Self-OTK through infinite coins
If you're just now questioning Hearthstone AI, Need I simply point you to Kripp getting the AI to kill itself....
On the first try.
Hearthstone AI will never be good. It's something to just accept. Nothing wrong with that, just a reality of how it is.
Final Boss in heroic of the first wing kept playing weapon buffs without having a weapon equiped.
The IA feels a lot dumber than lets say DR IA.
Beaten both chapters on Heroic relatively easily. I'm kinda disappointed they weren't more of a challenge. The AI for this adventure seems MUCH worse than the AI for the other dungeon runs...
For example, I had a KT on 5 hp and 2 hp minions on either side of him. AI was targeting him b/c he kept rezzing my minions; makes sense. AI pulls out explosive arrow (deal 5 dmg to a minion and 2 to adjacent ones). I thought "Oh, welp, there goes my KT." Instead, he targeted his lonely stealthed 4/2 panther. Blizzard AI needs some serious help this time.

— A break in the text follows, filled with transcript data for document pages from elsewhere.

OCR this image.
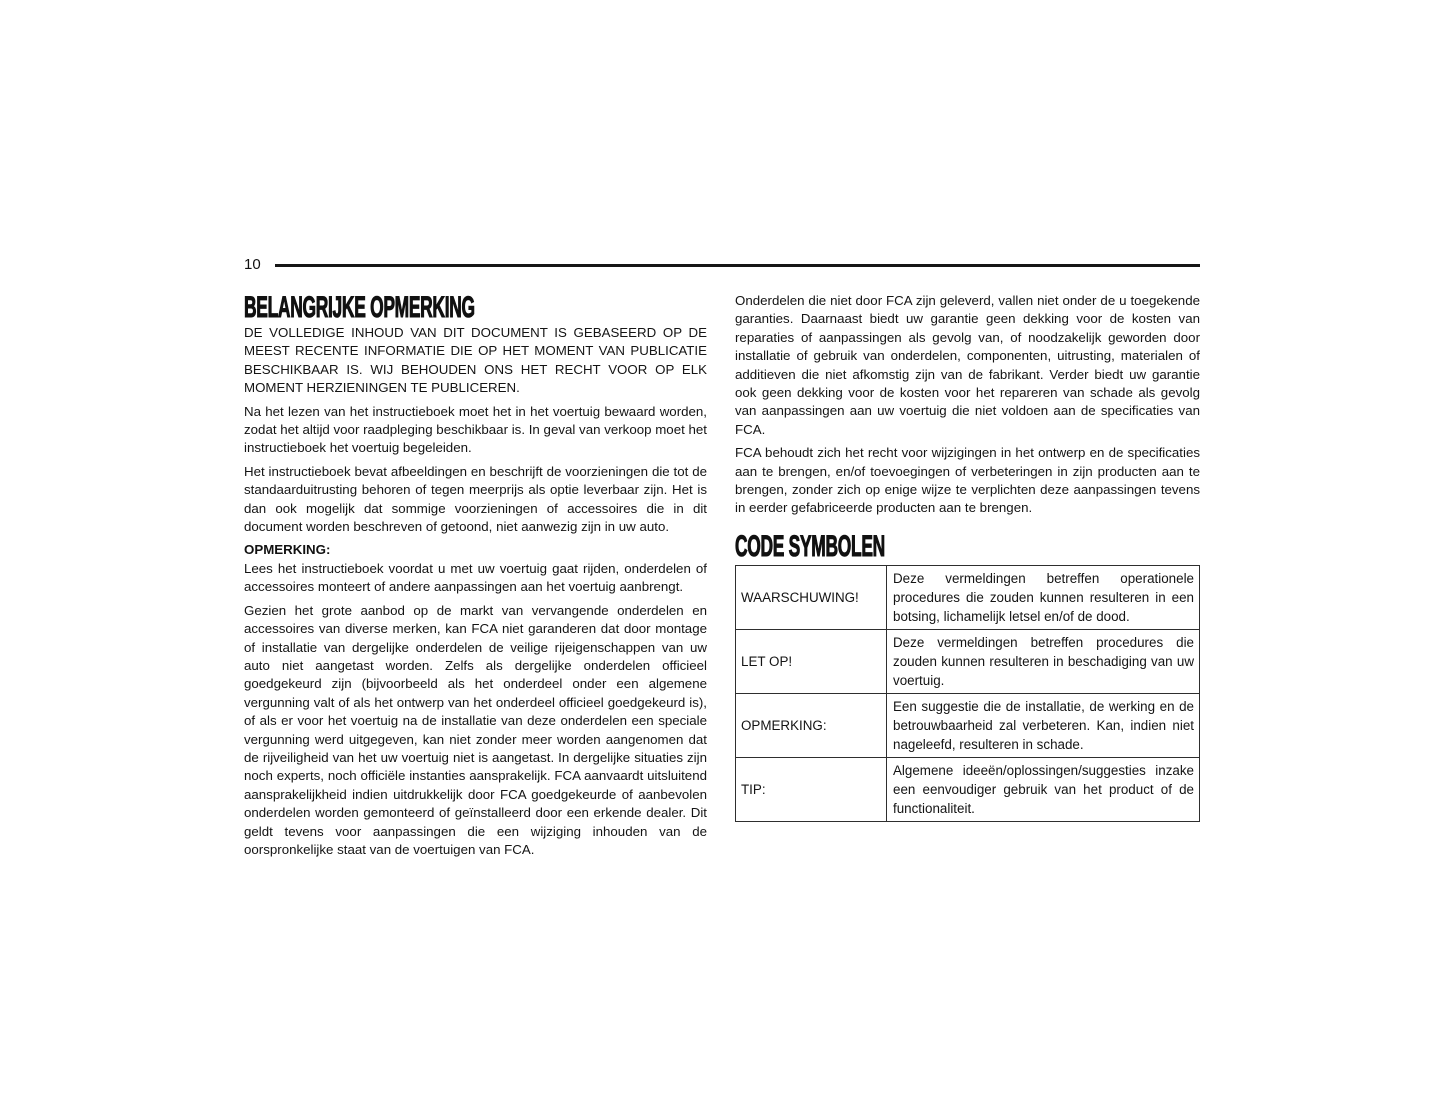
10
BELANGRIJKE OPMERKING

DE VOLLEDIGE INHOUD VAN DIT DOCUMENT IS GEBASEERD OP DE MEEST RECENTE INFORMATIE DIE OP HET MOMENT VAN PUBLICATIE BESCHIKBAAR IS. WIJ BEHOUDEN ONS HET RECHT VOOR OP ELK MOMENT HERZIENINGEN TE PUBLICEREN.

Na het lezen van het instructieboek moet het in het voertuig bewaard worden, zodat het altijd voor raadpleging beschikbaar is. In geval van verkoop moet het instructieboek het voertuig begeleiden.

Het instructieboek bevat afbeeldingen en beschrijft de voorzieningen die tot de standaarduitrusting behoren of tegen meerprijs als optie leverbaar zijn. Het is dan ook mogelijk dat sommige voorzieningen of accessoires die in dit document worden beschreven of getoond, niet aanwezig zijn in uw auto.

OPMERKING:

Lees het instructieboek voordat u met uw voertuig gaat rijden, onderdelen of accessoires monteert of andere aanpassingen aan het voertuig aanbrengt.

Gezien het grote aanbod op de markt van vervangende onderdelen en accessoires van diverse merken, kan FCA niet garanderen dat door montage of installatie van dergelijke onderdelen de veilige rijeigenschappen van uw auto niet aangetast worden. Zelfs als dergelijke onderdelen officieel goedgekeurd zijn (bijvoorbeeld als het onderdeel onder een algemene vergunning valt of als het ontwerp van het onderdeel officieel goedgekeurd is), of als er voor het voertuig na de installatie van deze onderdelen een speciale vergunning werd uitgegeven, kan niet zonder meer worden aangenomen dat de rijveiligheid van het uw voertuig niet is aangetast. In dergelijke situaties zijn noch experts, noch officiële instanties aansprakelijk. FCA aanvaardt uitsluitend aansprakelijkheid indien uitdrukkelijk door FCA goedgekeurde of aanbevolen onderdelen worden gemonteerd of geïnstalleerd door een erkende dealer. Dit geldt tevens voor aanpassingen die een wijziging inhouden van de oorspronkelijke staat van de voertuigen van FCA.

Onderdelen die niet door FCA zijn geleverd, vallen niet onder de u toegekende garanties. Daarnaast biedt uw garantie geen dekking voor de kosten van reparaties of aanpassingen als gevolg van, of noodzakelijk geworden door installatie of gebruik van onderdelen, componenten, uitrusting, materialen of additieven die niet afkomstig zijn van de fabrikant. Verder biedt uw garantie ook geen dekking voor de kosten voor het repareren van schade als gevolg van aanpassingen aan uw voertuig die niet voldoen aan de specificaties van FCA.

FCA behoudt zich het recht voor wijzigingen in het ontwerp en de specificaties aan te brengen, en/of toevoegingen of verbeteringen in zijn producten aan te brengen, zonder zich op enige wijze te verplichten deze aanpassingen tevens in eerder gefabriceerde producten aan te brengen.

CODE SYMBOLEN
WAARSCHUWING!	Deze vermeldingen betreffen operationele procedures die zouden kunnen resulteren in een botsing, lichamelijk letsel en/of de dood.
LET OP!	Deze vermeldingen betreffen procedures die zouden kunnen resulteren in beschadiging van uw voertuig.
OPMERKING:	Een suggestie die de installatie, de werking en de betrouwbaarheid zal verbeteren. Kan, indien niet nageleefd, resulteren in schade.
TIP:	Algemene ideeën/oplossingen/suggesties inzake een eenvoudiger gebruik van het product of de functionaliteit.
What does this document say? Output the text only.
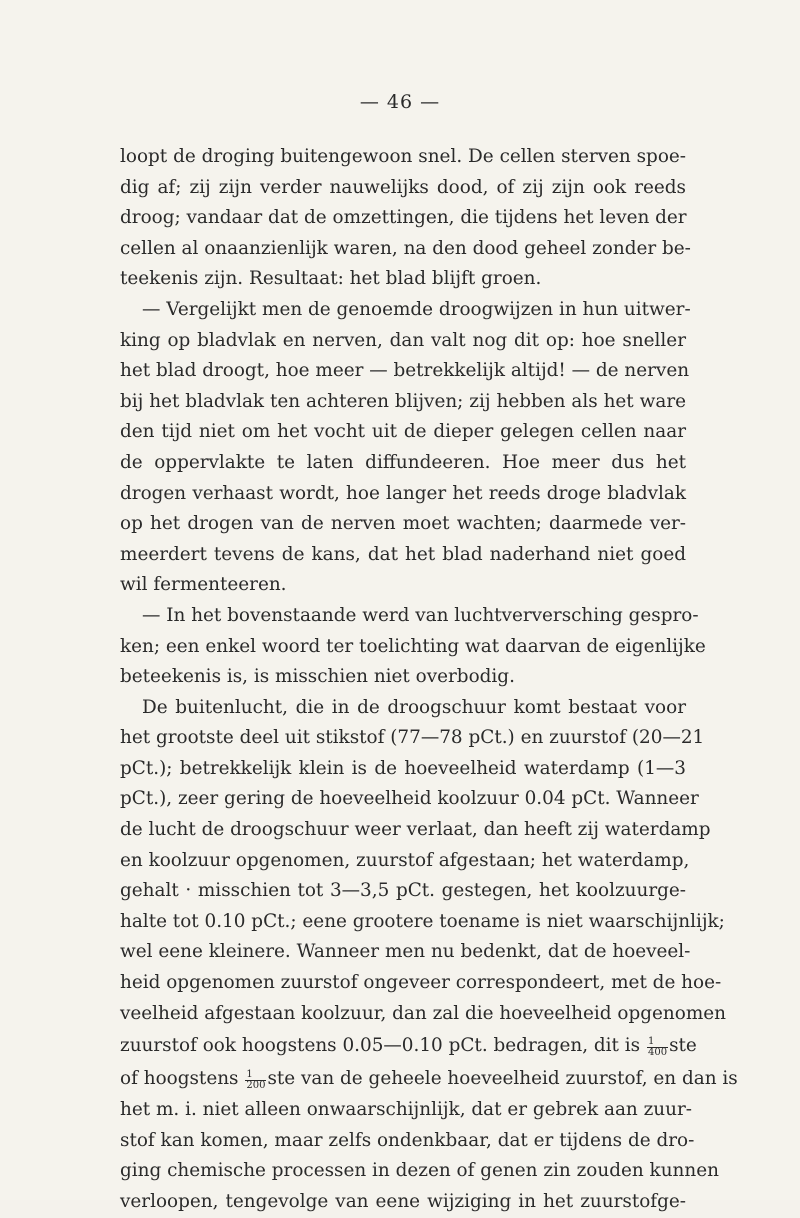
— 46 —
loopt de droging buitengewoon snel. De cellen sterven spoe-
dig af; zij zijn verder nauwelijks dood, of zij zijn ook reeds
droog; vandaar dat de omzettingen, die tijdens het leven der
cellen al onaanzienlijk waren, na den dood geheel zonder be-
teekenis zijn. Resultaat: het blad blijft groen.
— Vergelijkt men de genoemde droogwijzen in hun uitwer-
king op bladvlak en nerven, dan valt nog dit op: hoe sneller
het blad droogt, hoe meer — betrekkelijk altijd! — de nerven
bij het bladvlak ten achteren blijven; zij hebben als het ware
den tijd niet om het vocht uit de dieper gelegen cellen naar
de oppervlakte te laten diffundeeren. Hoe meer dus het
drogen verhaast wordt, hoe langer het reeds droge bladvlak
op het drogen van de nerven moet wachten; daarmede ver-
meerdert tevens de kans, dat het blad naderhand niet goed
wil fermenteeren.
— In het bovenstaande werd van luchtverversching gespro-
ken; een enkel woord ter toelichting wat daarvan de eigenlijke
beteekenis is, is misschien niet overbodig.
De buitenlucht, die in de droogschuur komt bestaat voor
het grootste deel uit stikstof (77—78 pCt.) en zuurstof (20—21
pCt.); betrekkelijk klein is de hoeveelheid waterdamp (1—3
pCt.), zeer gering de hoeveelheid koolzuur 0.04 pCt. Wanneer
de lucht de droogschuur weer verlaat, dan heeft zij waterdamp
en koolzuur opgenomen, zuurstof afgestaan; het waterdamp,
gehalt · misschien tot 3—3,5 pCt. gestegen, het koolzuurge-
halte tot 0.10 pCt.; eene grootere toename is niet waarschijnlijk;
wel eene kleinere. Wanneer men nu bedenkt, dat de hoeveel-
heid opgenomen zuurstof ongeveer correspondeert, met de hoe-
veelheid afgestaan koolzuur, dan zal die hoeveelheid opgenomen
zuurstof ook hoogstens 0.05—0.10 pCt. bedragen, dit is $\frac{1}{400}$ ste
of hoogstens $\frac{1}{200}$ ste van de geheele hoeveelheid zuurstof, en dan is
het m. i. niet alleen onwaarschijnlijk, dat er gebrek aan zuur-
stof kan komen, maar zelfs ondenkbaar, dat er tijdens de dro-
ging chemische processen in dezen of genen zin zouden kunnen
verloopen, tengevolge van eene wijziging in het zuurstofge-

This awful AI makes the adventure SO boring, and I feel like I'm not getting my money's worth out of it...
Wow KernalColonel,
I feel stupid for writing up the AI stuff with so much detail above. If that sort of shit is happening, then the program is just broken.
Helpful Clarification on Forbidden Topics for Hearthstone Forums:
Enjoying Americans winning in the Olympics is forbidden because it is political. A 14 plus page discussion of state-sponsored lawsuits against a multi-national corporation based on harassment, discrimination, and wrongful death allegations is apparently not political enough to raise an issue.